Thank you for replying but this misses my question . I did not ask for a derivation of the Fresnel Equations but the Fresnel DRAG formula aka Fresnel drag coefficient (1-1/n^2) - which is about the motion of an optical guide through which a signal travels and its consequent impact on the (therefore altered) speed of propagation of the signal through the medium . I could not find anything in the internet !!
I will come back about a point this article raises perhaps another day if i live long enough . But first things first . A house must be built from the base up .
And how do you think did Fresnel come to his key assumption of the square of the refractive index being proportional to the etherdensity ? Why the SQUARE ?
I mean he didn't even know about the permeability and permittivity of free space back then ?
Because if we are relating the permeability and permitivity of an optic medium to that of free space - that's n^2=c^2/c_n^2=u_ne_n/u_0e_0 - right ? I mean that's right by definition - right ?

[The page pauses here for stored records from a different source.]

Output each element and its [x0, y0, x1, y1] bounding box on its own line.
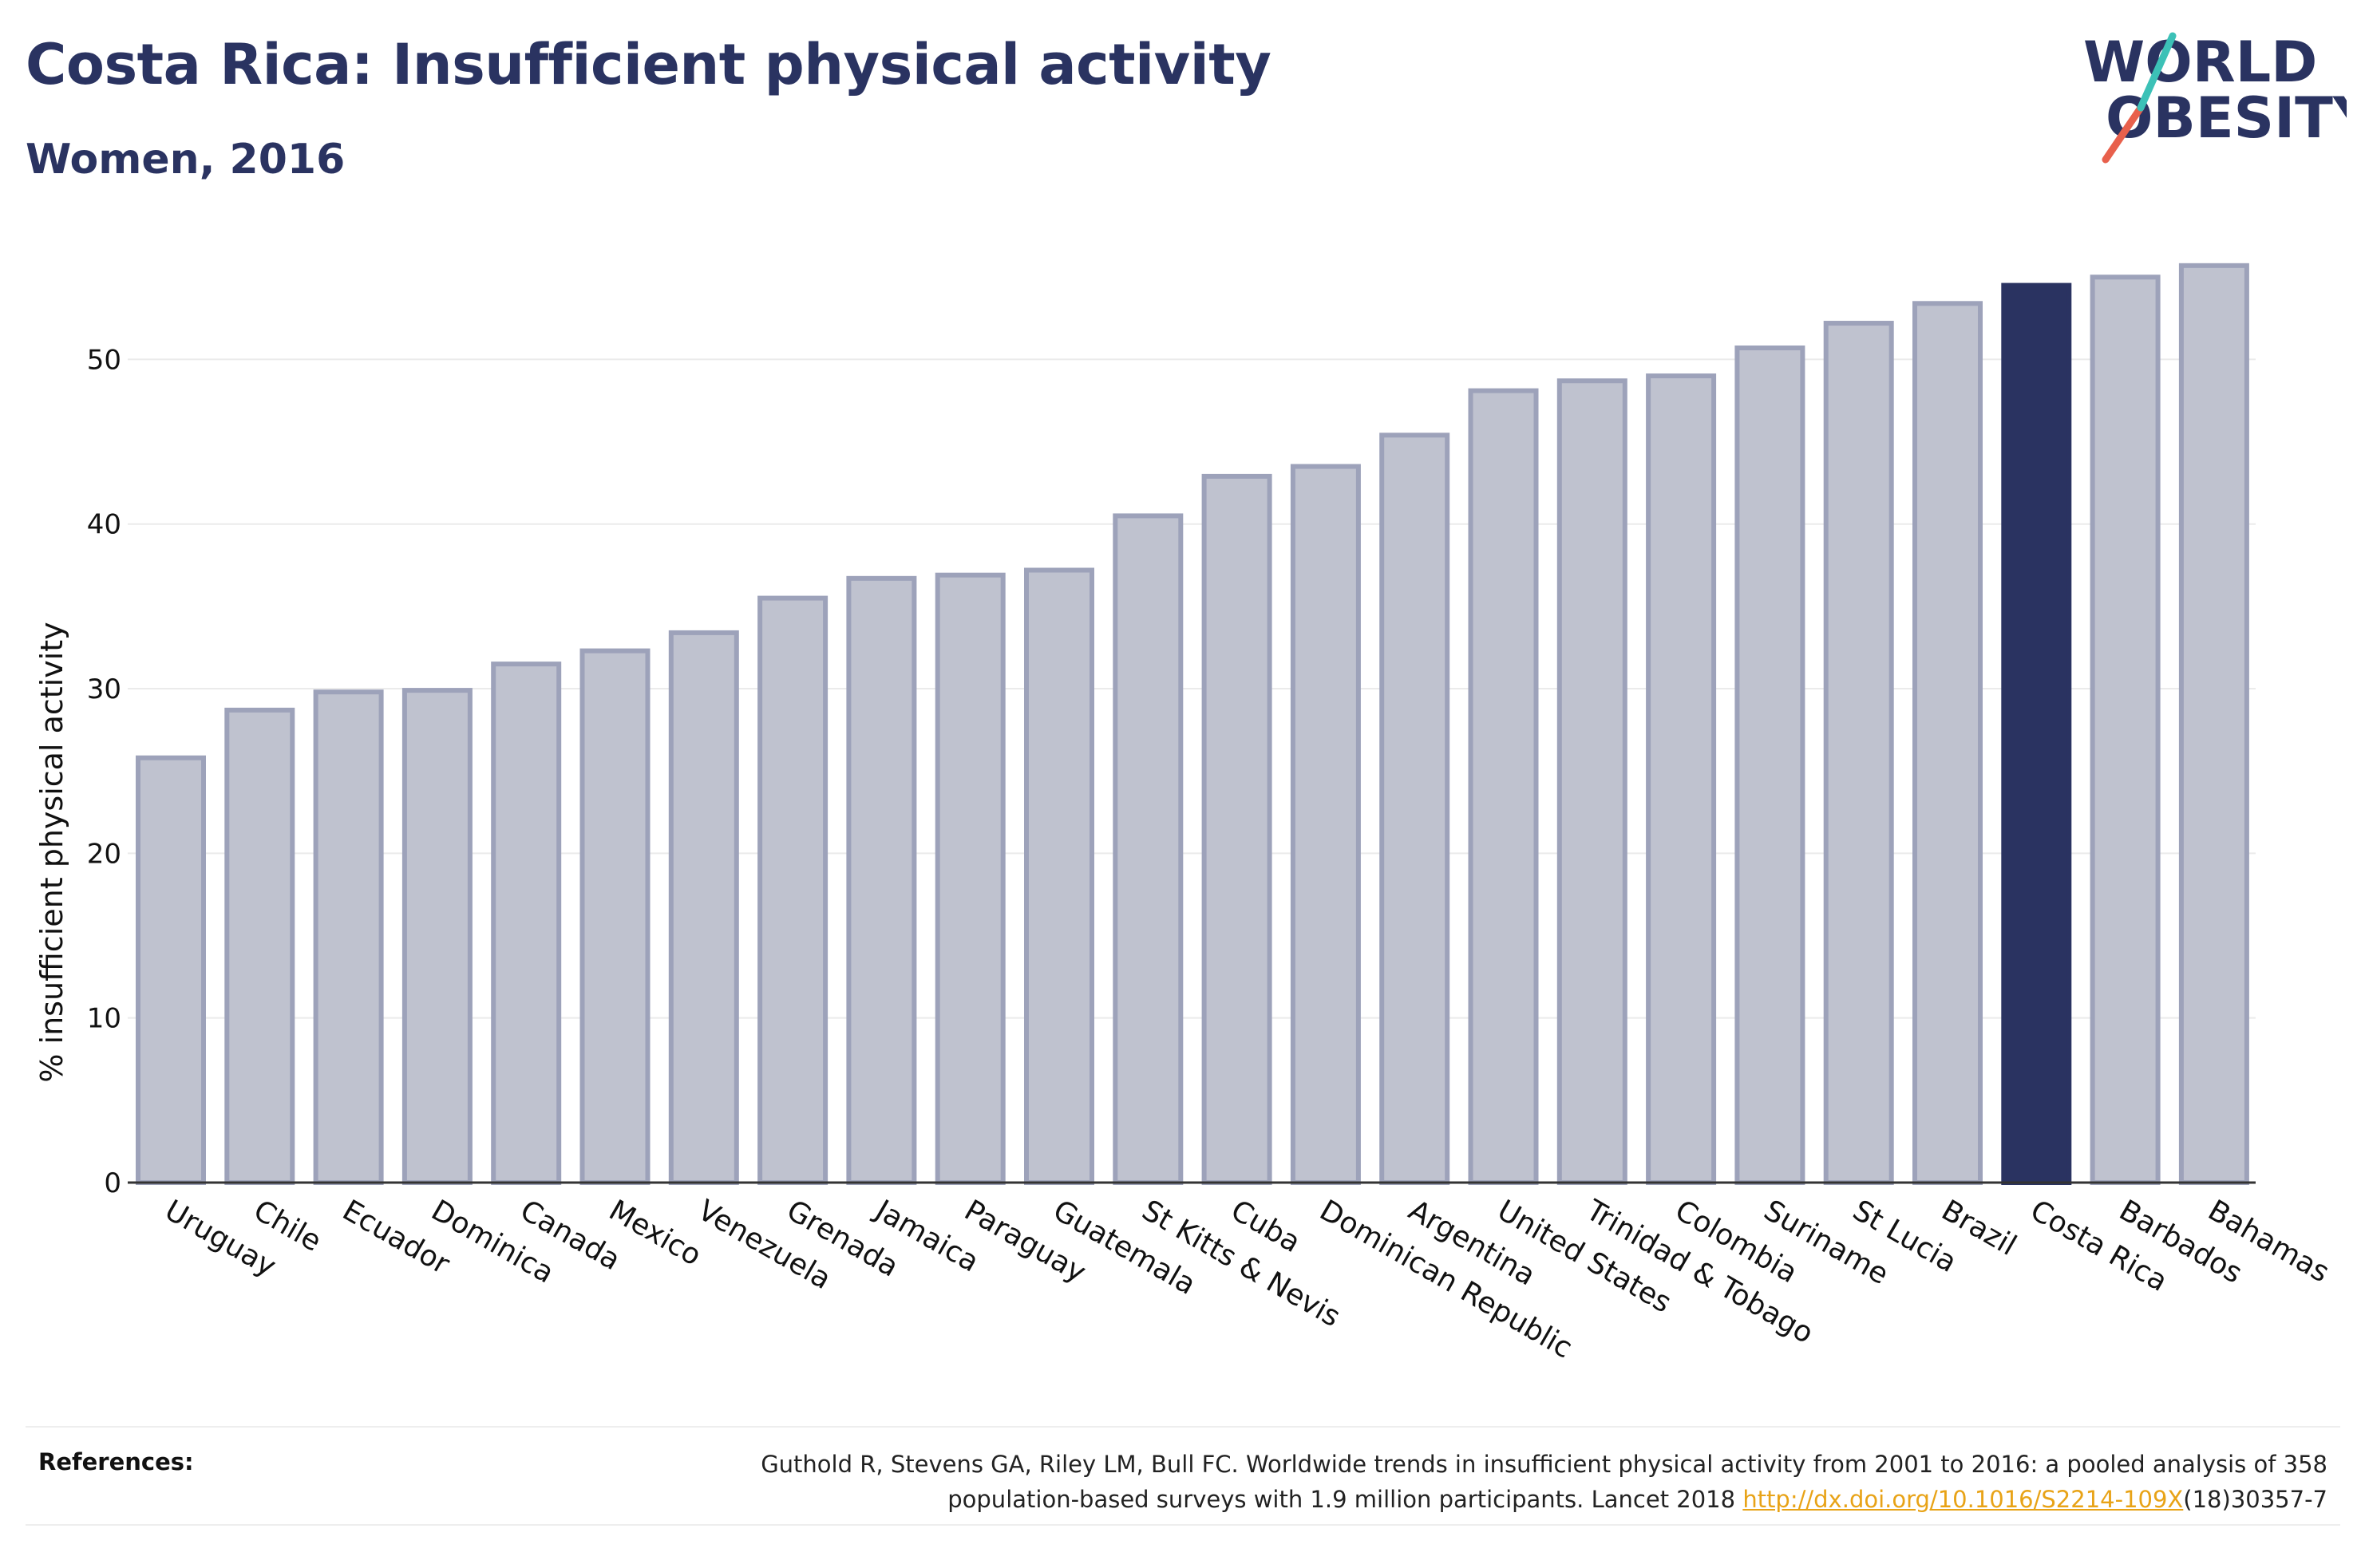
bar	[224, 707, 295, 1185]
bar	[1379, 432, 1450, 1185]
bar	[2178, 263, 2249, 1185]
reference-line-2: population-based surveys with 1.9 millio…	[532, 1482, 2327, 1517]
y-tick-label: 40	[87, 509, 121, 541]
bar	[846, 575, 917, 1185]
bar	[1113, 513, 1184, 1185]
chart-subtitle: Women, 2016	[26, 136, 346, 184]
bar	[1646, 373, 1717, 1186]
world-obesity-logo: WORLD OBESITY	[2083, 32, 2347, 164]
reference-line-2-start: population-based surveys with 1.9 millio…	[947, 1486, 1743, 1513]
logo-line-1: WORLD	[2083, 32, 2317, 95]
reference-line-1: Guthold R, Stevens GA, Riley LM, Bull FC…	[761, 1451, 2327, 1478]
reference-line-2-end: (18)30357-7	[2183, 1486, 2327, 1513]
bar	[1024, 567, 1094, 1185]
bar	[579, 648, 651, 1185]
bar	[491, 662, 562, 1185]
references-top-rule	[26, 1426, 2340, 1428]
bar-highlighted	[2001, 282, 2072, 1185]
bar	[1201, 473, 1272, 1185]
y-tick-label: 50	[87, 344, 121, 376]
bar	[1912, 301, 1983, 1185]
chart-title: Costa Rica: Insufficient physical activi…	[26, 32, 1271, 97]
references-label: References:	[38, 1448, 194, 1475]
grid-lines	[128, 358, 2256, 1019]
y-tick-label: 30	[87, 673, 121, 705]
bar	[136, 755, 206, 1185]
references-bottom-rule	[26, 1524, 2340, 1526]
x-tick-label: Mexico	[603, 1194, 706, 1272]
doi-link[interactable]: http://dx.doi.org/10.1016/S2214-109X	[1742, 1486, 2184, 1513]
bar	[1468, 388, 1539, 1186]
bar	[2090, 274, 2161, 1185]
references-text: Guthold R, Stevens GA, Riley LM, Bull FC…	[532, 1447, 2327, 1517]
bar	[1734, 345, 1805, 1185]
bar	[1290, 464, 1361, 1185]
bar	[1823, 321, 1894, 1185]
y-tick-label: 0	[104, 1167, 121, 1199]
y-tick-label: 20	[87, 838, 121, 870]
bars	[136, 263, 2249, 1186]
bar	[668, 630, 739, 1185]
bar	[757, 595, 829, 1185]
bar	[401, 688, 473, 1185]
y-axis-label: % insufficient physical activity	[34, 622, 69, 1082]
bar	[1556, 378, 1627, 1185]
bar	[313, 689, 384, 1185]
bar	[935, 572, 1006, 1185]
y-tick-label: 10	[87, 1003, 121, 1035]
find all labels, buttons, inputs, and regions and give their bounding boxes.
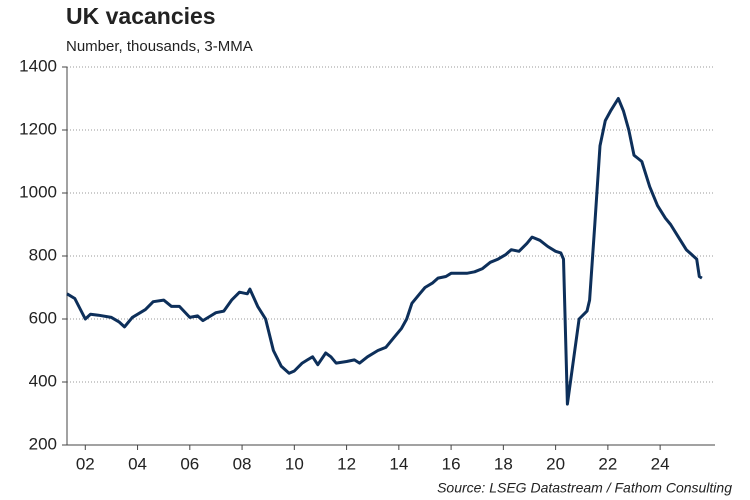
x-tick-label: 10 (285, 454, 304, 473)
x-tick-label: 08 (233, 454, 252, 473)
x-tick-label: 04 (128, 454, 147, 473)
x-tick-label: 14 (389, 454, 408, 473)
x-tick-label: 22 (598, 454, 617, 473)
y-tick-label: 1400 (19, 56, 57, 75)
y-tick-label: 400 (29, 371, 57, 390)
chart-title: UK vacancies (66, 3, 216, 29)
x-tick-label: 16 (442, 454, 461, 473)
x-tick-label: 12 (337, 454, 356, 473)
x-tick-label: 02 (76, 454, 95, 473)
x-tick-label: 24 (651, 454, 670, 473)
chart-subtitle: Number, thousands, 3-MMA (66, 38, 253, 55)
y-tick-label: 600 (29, 308, 57, 327)
x-tick-label: 20 (546, 454, 565, 473)
source-note: Source: LSEG Datastream / Fathom Consult… (437, 480, 732, 496)
x-tick-label: 18 (494, 454, 513, 473)
data-line (66, 97, 703, 406)
y-tick-label: 800 (29, 245, 57, 264)
y-tick-label: 200 (29, 434, 57, 453)
x-tick-label: 06 (180, 454, 199, 473)
y-tick-label: 1000 (19, 182, 57, 201)
y-tick-label: 1200 (19, 119, 57, 138)
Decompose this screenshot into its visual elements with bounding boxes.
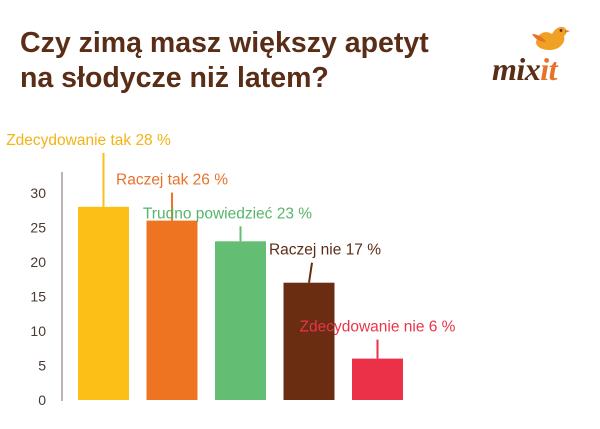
y-tick-label: 20: [30, 254, 46, 270]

Wow ... i still need to understand this physically ... i.e. where is my physical thinking going wrong THEN when i for a second time here derive (1-1/n) ? Please see attached if you care to help me understand this topic physically .
I don't really know how to thank you enough . How did you find it ? And then you even found me the right pages ? How did you know the pages were in there - so it is the pages you must have somehow found and the book through them ? Why are you doing this for me ? Very muchas gracias mate !
i will get to this topic after publishing my experimental results
i decided after all as there is a lot more to this drag effect but i realised i can simply show in my paper how a drag effect like fresnel's (which must exist if there is absolute motion which is my hypothesis) would make no measureable difference to "my" experiment
On June 1 The Astrophysical Journal Letters published a paper from Jeremy Darling with results that were obtained with the help of radio waves: “The Universe is Brighter in the Direction of Our Motion: Galaxy Counts and Fluxes are Consistent with the CMB Dipole” (https://iopscience.iop.org/article/10.3847/2041-8213/ac6f08).
The confirmation of the origin of the CMBR dipole by another type of observations can only be interpreted as the proof that absolute motion and absolute space are real.